Bakush is one of the last detainees to be released among a group of 20 suspected low-level Islamist fighters captured in a 2002 raid on facilities U.S. and Pakistani authorities believed Al Qaeda was using as safe houses, according to The New York Times. The Department of Defense (DOD) reached an agreement with Algeria to transfer Bakush, originally thought to hail from Libya, subject to continued monitoring, travel restrictions and security conditions, the statement said.
“The United States appreciates the willingness of the Government of Algeria, and other partners to support ongoing U.S. efforts toward a deliberate and thorough process focused on responsibly reducing the detainee population and ultimately closing the Guantanamo Bay facility,” the Pentagon said.

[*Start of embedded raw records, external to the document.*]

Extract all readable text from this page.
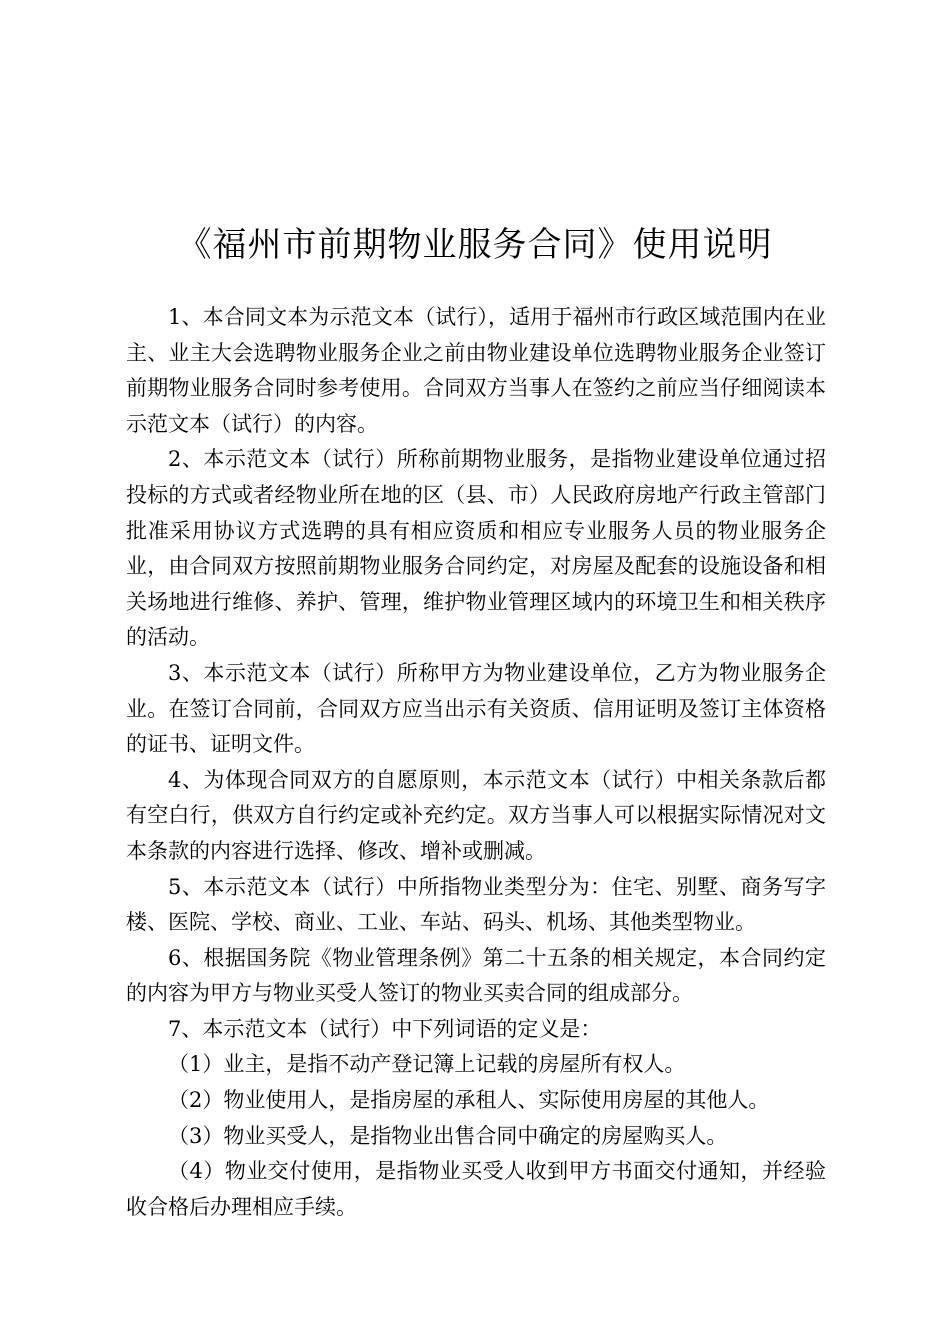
《福州市前期物业服务合同》使用说明

1、本合同文本为示范文本（试行），适用于福州市行政区域范围内在业主、业主大会选聘物业服务企业之前由物业建设单位选聘物业服务企业签订前期物业服务合同时参考使用。合同双方当事人在签约之前应当仔细阅读本示范文本（试行）的内容。

2、本示范文本（试行）所称前期物业服务，是指物业建设单位通过招投标的方式或者经物业所在地的区（县、市）人民政府房地产行政主管部门批准采用协议方式选聘的具有相应资质和相应专业服务人员的物业服务企业，由合同双方按照前期物业服务合同约定，对房屋及配套的设施设备和相关场地进行维修、养护、管理，维护物业管理区域内的环境卫生和相关秩序的活动。

3、本示范文本（试行）所称甲方为物业建设单位，乙方为物业服务企业。在签订合同前，合同双方应当出示有关资质、信用证明及签订主体资格的证书、证明文件。

4、为体现合同双方的自愿原则，本示范文本（试行）中相关条款后都有空白行，供双方自行约定或补充约定。双方当事人可以根据实际情况对文本条款的内容进行选择、修改、增补或删减。

5、本示范文本（试行）中所指物业类型分为：住宅、别墅、商务写字楼、医院、学校、商业、工业、车站、码头、机场、其他类型物业。

6、根据国务院《物业管理条例》第二十五条的相关规定，本合同约定的内容为甲方与物业买受人签订的物业买卖合同的组成部分。

7、本示范文本（试行）中下列词语的定义是：

（1）业主，是指不动产登记簿上记载的房屋所有权人。

（2）物业使用人，是指房屋的承租人、实际使用房屋的其他人。

（3）物业买受人，是指物业出售合同中确定的房屋购买人。

（4）物业交付使用，是指物业买受人收到甲方书面交付通知，并经验收合格后办理相应手续。
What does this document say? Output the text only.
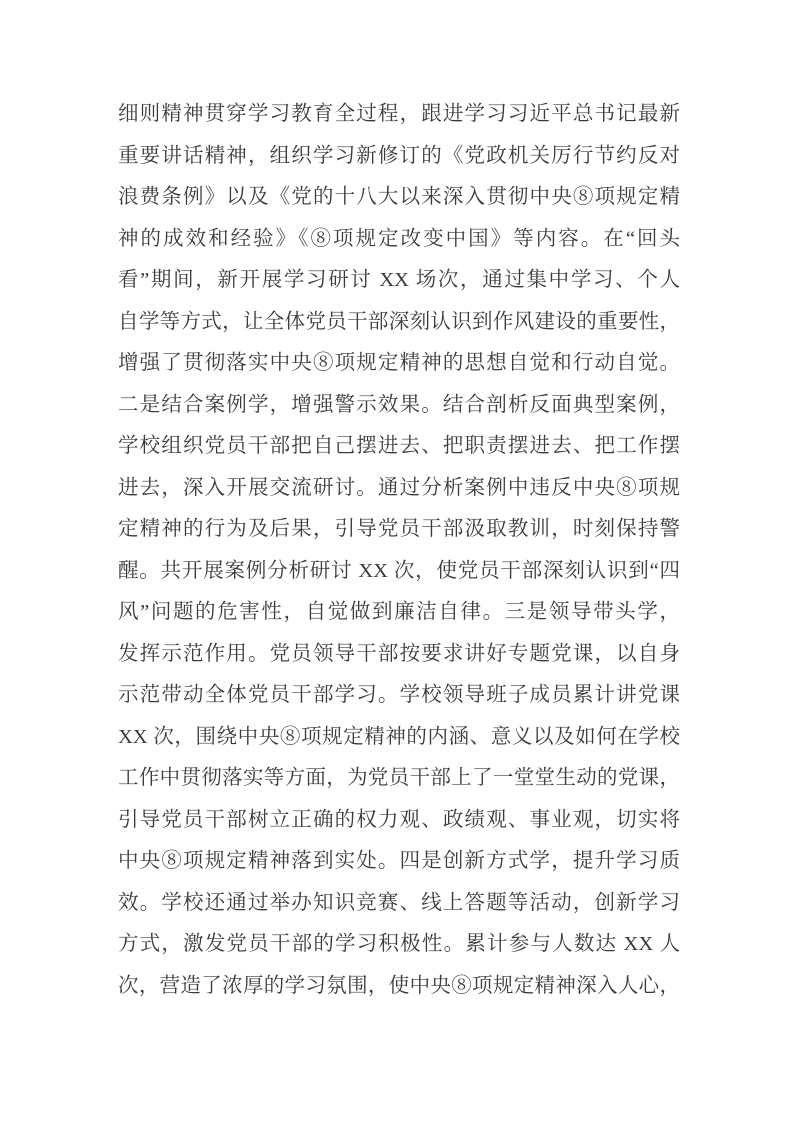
细则精神贯穿学习教育全过程，跟进学习习近平总书记最新
重要讲话精神，组织学习新修订的《党政机关厉行节约反对
浪费条例》以及《党的十八大以来深入贯彻中央⑧项规定精
神的成效和经验》《⑧项规定改变中国》等内容。在“回头
看”期间，新开展学习研讨 XX 场次，通过集中学习、个人
自学等方式，让全体党员干部深刻认识到作风建设的重要性，
增强了贯彻落实中央⑧项规定精神的思想自觉和行动自觉。
二是结合案例学，增强警示效果。结合剖析反面典型案例，
学校组织党员干部把自己摆进去、把职责摆进去、把工作摆
进去，深入开展交流研讨。通过分析案例中违反中央⑧项规
定精神的行为及后果，引导党员干部汲取教训，时刻保持警
醒。共开展案例分析研讨 XX 次，使党员干部深刻认识到“四
风”问题的危害性，自觉做到廉洁自律。三是领导带头学，
发挥示范作用。党员领导干部按要求讲好专题党课，以自身
示范带动全体党员干部学习。学校领导班子成员累计讲党课
XX 次，围绕中央⑧项规定精神的内涵、意义以及如何在学校
工作中贯彻落实等方面，为党员干部上了一堂堂生动的党课，
引导党员干部树立正确的权力观、政绩观、事业观，切实将
中央⑧项规定精神落到实处。四是创新方式学，提升学习质
效。学校还通过举办知识竞赛、线上答题等活动，创新学习
方式，激发党员干部的学习积极性。累计参与人数达 XX 人
次，营造了浓厚的学习氛围，使中央⑧项规定精神深入人心，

A DOD review board determined Bakush was eligible for transfer on April 13, after Secretary of Defense Lloyd Austin notified Congress of his intent to repatriate the detainee in February, according to the statement.
All 20 operatives swept up the raid on Faisalabad dwellings were detained in Guantanamo, but only one remains as of Bakush’s transfer, the NYT reported.
U.S. forces initially identified Bakush as Ali Abdul Razzaq from Libya, but he later claimed to be from Algeria and gave his name as Said Bakush, the NYT reported.
Bakush became increasingly reclusive during his two decades as prisoner, boycotting hearings to determine his suitability for release and in 2017 or 2018 refusing to speak with his lawyer, H. Candace Gorman, according to the NYT. He huddled in his cell at Camp 6, a building where more pliant detainees are permitted to eat, pray and watch TV together.
A U.S. military officer representing Bakush’s interests told the outlet he “he prefers to be alone and spends a lot of time in his cell” and planned to become a delivery driver.
U.S. intelligence agencies determined at his 2021 court appearance he “probably attended basic and advanced training in Afghanistan and later served as an instructor at an extremist camp prior to his capture,” according to the NYT.
Of the 30 detainees remaining at Guantanamo, more than half are eligible for transfer or repatriation, the Pentagon statement said.
However, those 16 captives include 11 Yemenis, a Libyan and a Somali who are legally unable to return, requiring more complex diplomatic negotiations to arrange their transfer, according to the NYT.
The total number of Guantanamo inmates reached a high of 660 in 2003, the outlet reported.